To graph the equation 2x + 6y = 4 and find the x and y-intercepts, we need to convert the given equation into slope-intercept form, which is in the form of y = mx + b.

Step 1: Solve for y in terms of x:
2x + 6y = 4
6y = -2x + 4
y = (-2/6)x + 4/6
Simplifying further:
y = (-1/3)x + 2/3

Step 2: Now that the equation is in slope-intercept form, we can easily identify the y-intercept and the slope.

The y-intercept is the value of y when x is equal to 0. From the equation y = (-1/3)x + 2/3, we can see that the y-intercept is 2/3.

The slope (m) is the coefficient of x in the equation. In this case, the slope is -1/3.

Step 3: Plot the y-intercept (0, 2/3) on the graph.

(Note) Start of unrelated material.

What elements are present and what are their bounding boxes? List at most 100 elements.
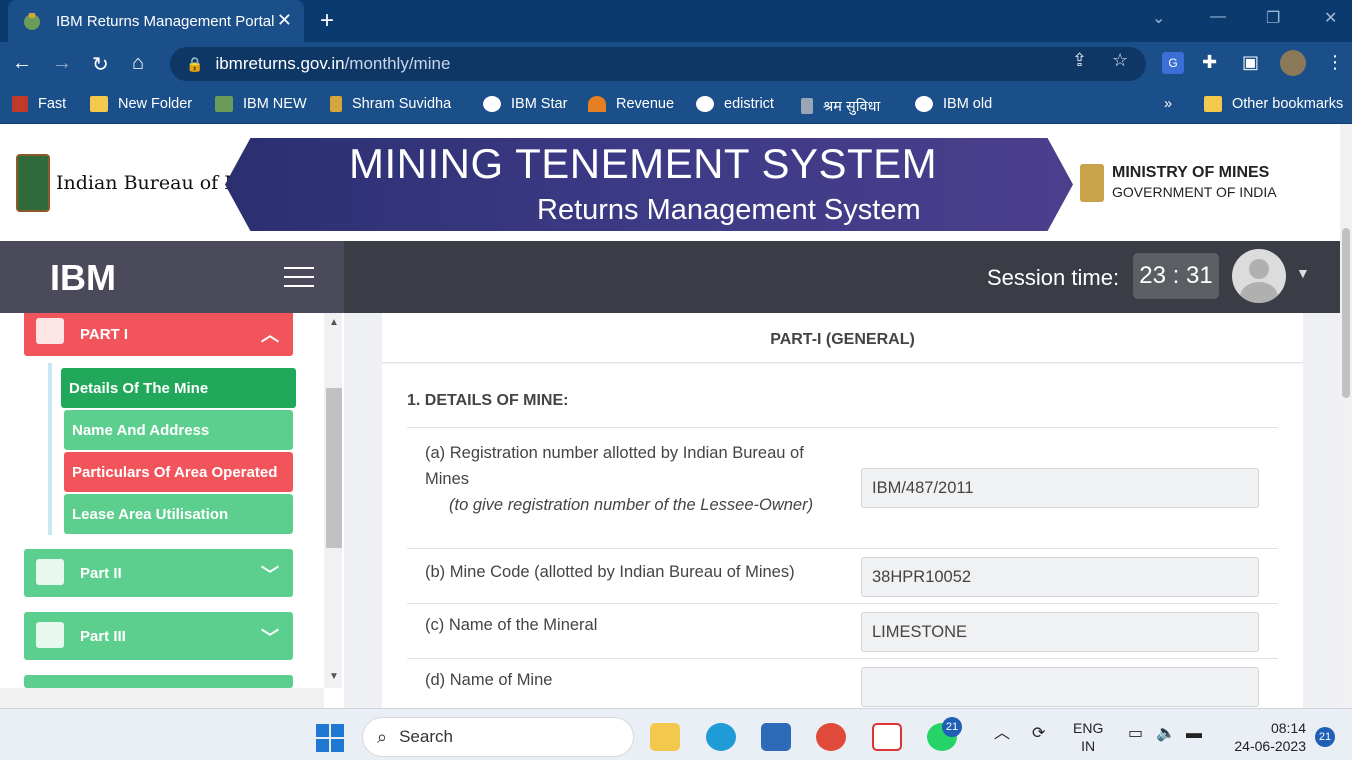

Step 4: To find the x-intercept, we set y equal to zero (y = 0) and solve for x:
0 = (-1/3)x + 2/3
(-1/3)x = -2/3
Multiply both sides by -3/1 to isolate x:
x = (-2/3) * (-3/1)
x = 2

The x-intercept is the value of x when y is equal to 0. Hence, the x-intercept is 2.

Step 5: Plot the x-intercept (2, 0) on the graph.

Step 6: Connect the two points on the graph with a straight line. This line represents all the points that satisfy the equation 2x + 6y = 4.

Congratulations! You have graphed the equation 2x + 6y = 4 and found the x and y-intercepts.